I know that this question has been asked before but there are some doubts about it that I need to clarify, mainly what is the Frobenius theorem really saying.
The main goal is to prove the following :
If $\nabla$ is a flat connection on the vector bundle $(E,M,p)$ then around any point $p\in M$ we can find a basis of local flat sections.
So we start with an arbitrary basis of local sections $\{s_i\}_{i=1}^{r}$ with connection form $\omega$, and we want to find $s'=sA$ such that $\omega'=0$, where $\omega$ and $\omega'$ are the corresponding connection forms. Now basically we need to find $A\in C^{\infty}(U,GL(r))$. We know that $\omega'=A^{-1}\omega A+A^{-1}dA$ and so we would want that $\omega A+dA=0$.

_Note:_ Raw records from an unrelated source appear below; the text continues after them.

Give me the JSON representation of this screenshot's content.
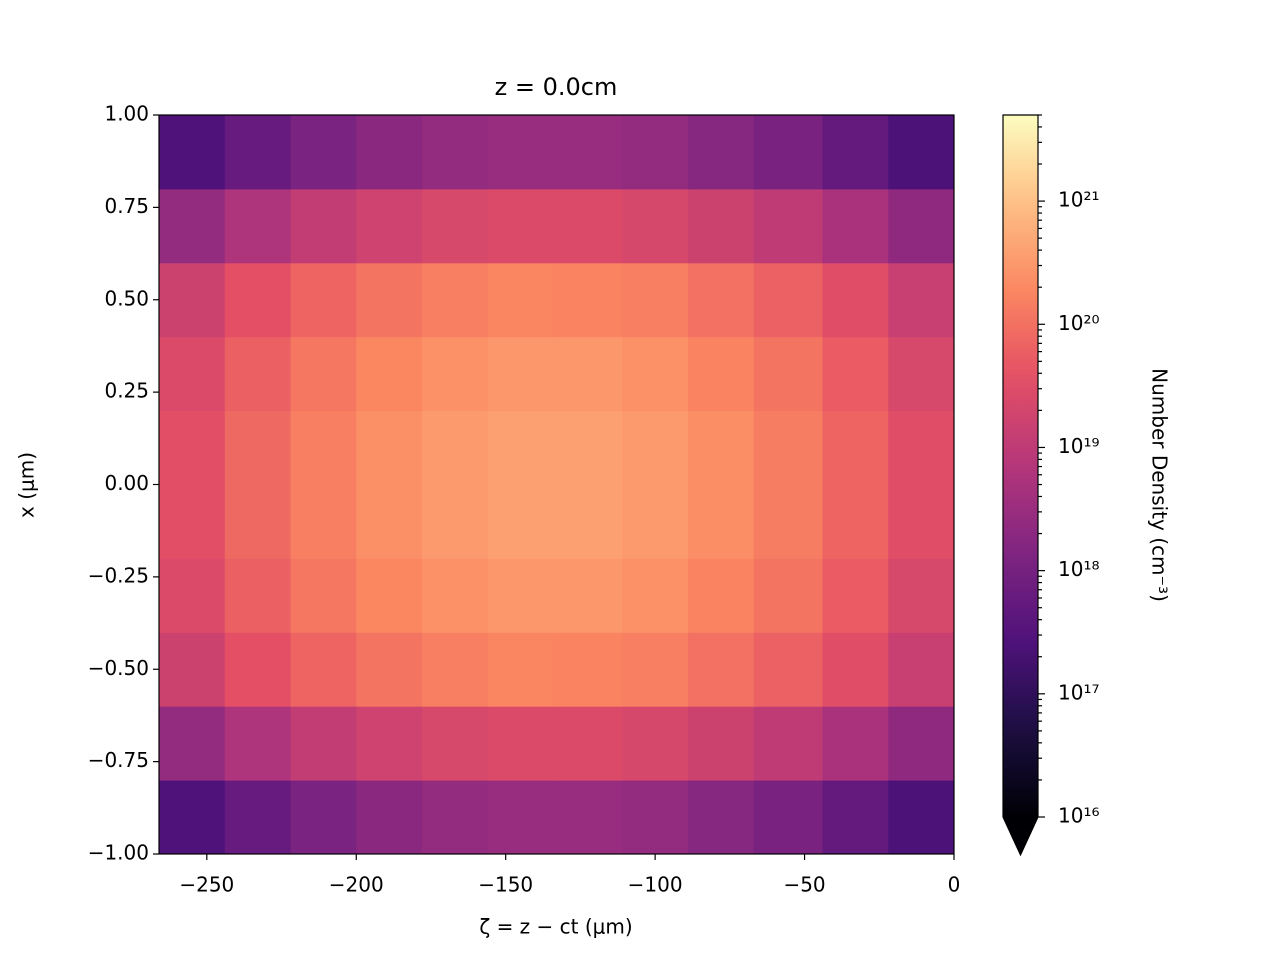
{
  "chart_data": {
    "type": "heatmap",
    "title": "z = 0.0cm",
    "xlabel": "ζ = z − ct (μm)",
    "ylabel": "x (μm)",
    "colormap": "magma",
    "x_edges": [
      -266,
      -244,
      -222,
      -200,
      -178,
      -156,
      -134,
      -111,
      -89,
      -67,
      -44,
      -22,
      0
    ],
    "y_edges": [
      -1,
      -0.8,
      -0.6,
      -0.4,
      -0.2,
      0,
      0.2,
      0.4,
      0.6,
      0.8,
      1
    ],
    "z": [
      [
        2.7e+17,
        6.1e+17,
        1.2e+18,
        1.9e+18,
        2.5e+18,
        2.9e+18,
        2.9e+18,
        2.5e+18,
        1.7e+18,
        1.1e+18,
        5.4e+17,
        2.4e+17
      ],
      [
        2.5e+18,
        5.7e+18,
        1.1e+19,
        1.7e+19,
        2.4e+19,
        2.7e+19,
        2.7e+19,
        2.3e+19,
        1.6e+19,
        9.7e+18,
        5e+18,
        2.2e+18
      ],
      [
        1.6e+19,
        3.7e+19,
        6.9e+19,
        1.1e+20,
        1.5e+20,
        1.8e+20,
        1.7e+20,
        1.5e+20,
        1e+20,
        6.3e+19,
        3.2e+19,
        1.4e+19
      ],
      [
        2.7e+19,
        6.1e+19,
        1.2e+20,
        1.9e+20,
        2.5e+20,
        2.9e+20,
        2.9e+20,
        2.5e+20,
        1.7e+20,
        1.1e+20,
        5.4e+19,
        2.4e+19
      ],
      [
        3.5e+19,
        8e+19,
        1.5e+20,
        2.4e+20,
        3.3e+20,
        3.8e+20,
        3.8e+20,
        3.2e+20,
        2.3e+20,
        1.4e+20,
        7e+19,
        3.1e+19
      ],
      [
        3.5e+19,
        8e+19,
        1.5e+20,
        2.4e+20,
        3.3e+20,
        3.8e+20,
        3.8e+20,
        3.2e+20,
        2.3e+20,
        1.4e+20,
        7e+19,
        3.1e+19
      ],
      [
        2.7e+19,
        6.1e+19,
        1.2e+20,
        1.9e+20,
        2.5e+20,
        2.9e+20,
        2.9e+20,
        2.5e+20,
        1.7e+20,
        1.1e+20,
        5.4e+19,
        2.4e+19
      ],
      [
        1.6e+19,
        3.7e+19,
        6.9e+19,
        1.1e+20,
        1.5e+20,
        1.8e+20,
        1.7e+20,
        1.5e+20,
        1e+20,
        6.3e+19,
        3.2e+19,
        1.4e+19
      ],
      [
        2.5e+18,
        5.7e+18,
        1.1e+19,
        1.7e+19,
        2.4e+19,
        2.7e+19,
        2.7e+19,
        2.3e+19,
        1.6e+19,
        9.7e+18,
        5e+18,
        2.2e+18
      ],
      [
        2.7e+17,
        6.1e+17,
        1.2e+18,
        1.9e+18,
        2.5e+18,
        2.9e+18,
        2.9e+18,
        2.5e+18,
        1.7e+18,
        1.1e+18,
        5.4e+17,
        2.4e+17
      ]
    ],
    "xlim": [
      -266,
      0
    ],
    "ylim": [
      -1,
      1
    ],
    "xticks": [
      {
        "value": -250,
        "label": "−250"
      },
      {
        "value": -200,
        "label": "−200"
      },
      {
        "value": -150,
        "label": "−150"
      },
      {
        "value": -100,
        "label": "−100"
      },
      {
        "value": -50,
        "label": "−50"
      },
      0
    ],
    "yticks": [
      {
        "value": -1,
        "label": "−1.00"
      },
      {
        "value": -0.75,
        "label": "−0.75"
      },
      {
        "value": -0.5,
        "label": "−0.50"
      },
      {
        "value": -0.25,
        "label": "−0.25"
      },
      {
        "value": 0,
        "label": "0.00"
      },
      {
        "value": 0.25,
        "label": "0.25"
      },
      {
        "value": 0.5,
        "label": "0.50"
      },
      {
        "value": 0.75,
        "label": "0.75"
      },
      {
        "value": 1,
        "label": "1.00"
      }
    ],
    "colorbar": {
      "label": "Number Density (cm⁻³)",
      "scale": "log",
      "clim": [
        1e+16,
        5e+21
      ],
      "extend": "min",
      "ticks": [
        {
          "value": 1e+16,
          "label": "10¹⁶"
        },
        {
          "value": 1e+17,
          "label": "10¹⁷"
        },
        {
          "value": 1e+18,
          "label": "10¹⁸"
        },
        {
          "value": 1e+19,
          "label": "10¹⁹"
        },
        {
          "value": 1e+20,
          "label": "10²⁰"
        },
        {
          "value": 1e+21,
          "label": "10²¹"
        }
      ]
    }
  }
}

Now this is where I am getting some trouble. Now we want to define an integrable distribution on $U\times GL(r)$ and then prove that it's involutive and use the Frobenius theorem . First I though we wanted to find $A$ and that is to solve the system of differential equations $\omega A+ dA=0$, and I don't quite see how the frobenius theorem helps. I know that it has something related to it , I saw this reading the Wikipedia page, but I don't see how it helps, what I mean is, this is the formulation of the frobenius theorem that I am aware of
Let $D$ be a smooth involute distribution in $M$ that is involutive then $D$ is integrable.
By integrable we mean that there exists a foliation $\mathcal{F}$ such that $T\mathcal{F}=D.$ And I don't see how we will get the $A$ we want .
Any help is aprecciated, thanks in advance.
This is a method going back to Élie Cartan and appears in various textbooks. The goal is to find such a function $A$ on $U$ satisfying that differential equation by finding its graph as an integral manifold of the differential system on $U\times GL(r)$. Flatness gives the integrability condition, and a little bit of thought will show you that locally an integral manifold projects diffeomorphically to $U$ and hence is the graph of a smooth map. You will, of course, want to use the differential forms formulation of integrability: If you define the $\mathfrak{gl}(r)$-valued $1$-form $\phi = \omega A + dA$ on $U\times GL(r)$, then note that $d\phi = -\omega\wedge\phi$, which tells us that the differential system $\phi=0$ is integrable. (You can also get it quite prettily from the original $\eta = A^{-1}\omega A + A^{-1}\,dA$; then $d\eta = -\eta\wedge\eta$.)